Diotto explains that it is better to “exclude strategic marketing actions that do not specifically incorporate neuroscience-based research or the introduction of archetypal structures that allow the message to be properly decoded, especially in brand positioning. It is therefore useful to understand that marketing strategies are only the tip of the iceberg but knowing everything that is underneath we could achieve so much more.” But what's in the hidden part of the iceberg?
How neuromarketing drives sales
Since last winter, Diotto has been directing the new Neuromarketing series for the Milan based publisher Hoepli. For his series he edited the Italian edition of a fundamental and revolutionary book: The Code of Persuasion, written by Christophe Morin and Patrick Renvoisé of Salesbrain, one of the most important neuromarketing agencies in the world.
The Persuasion Code is a fundamental tool for understanding and applying neuromarketing. It is also useful for young people, as it allows them to familiarize themselves with concepts, practices and jobs that will be increasingly crucial in the very near future.
Neuromarketing manages to block the moment when an emotion is experienced by the public and settles into its unconscious
The Code of Persuasion, the curator of the Italian edition explains, takes us on a long journey. “First you discover the fundamentals of the brain, persuasion, emotions, and then you learn how to apply them.” Morin and Renvoisé help change the way we think and work, to be creative and to set marketing strategies.
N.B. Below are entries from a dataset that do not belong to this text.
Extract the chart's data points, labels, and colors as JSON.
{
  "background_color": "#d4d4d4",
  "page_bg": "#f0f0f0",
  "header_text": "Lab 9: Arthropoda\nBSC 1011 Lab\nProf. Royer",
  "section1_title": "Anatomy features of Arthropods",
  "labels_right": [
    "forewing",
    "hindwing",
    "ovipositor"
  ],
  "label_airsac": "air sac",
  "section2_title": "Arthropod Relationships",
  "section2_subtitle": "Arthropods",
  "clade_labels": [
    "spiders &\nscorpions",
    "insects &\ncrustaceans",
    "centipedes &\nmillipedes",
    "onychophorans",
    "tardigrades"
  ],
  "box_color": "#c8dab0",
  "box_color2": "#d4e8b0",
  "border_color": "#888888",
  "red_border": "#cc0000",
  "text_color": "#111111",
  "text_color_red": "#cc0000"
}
Neuromarketing, Diotto continues, “allows the identification of the most suitable communication channels to achieve purchasing decision-making processes through the use of neuroscience-related methodologies.” Neuromarketing becomes an essential part of the baggage of every marketer and communicator.

Neuromarketing, Diotto concludes, “is born and makes sense within a company strategy, to give concrete answers to the motivations that drive the customer to purchase, as it manages to block the moment when an emotion is experienced by the and settles into his unconscious.
“The scientific study of what is done within the advertising product”, he concludes, “thanks to the meeting of images, sounds and colors with emotions becomes the scientific basis on which to design advertising campaigns and advertising strategies for every company and every product on the market.”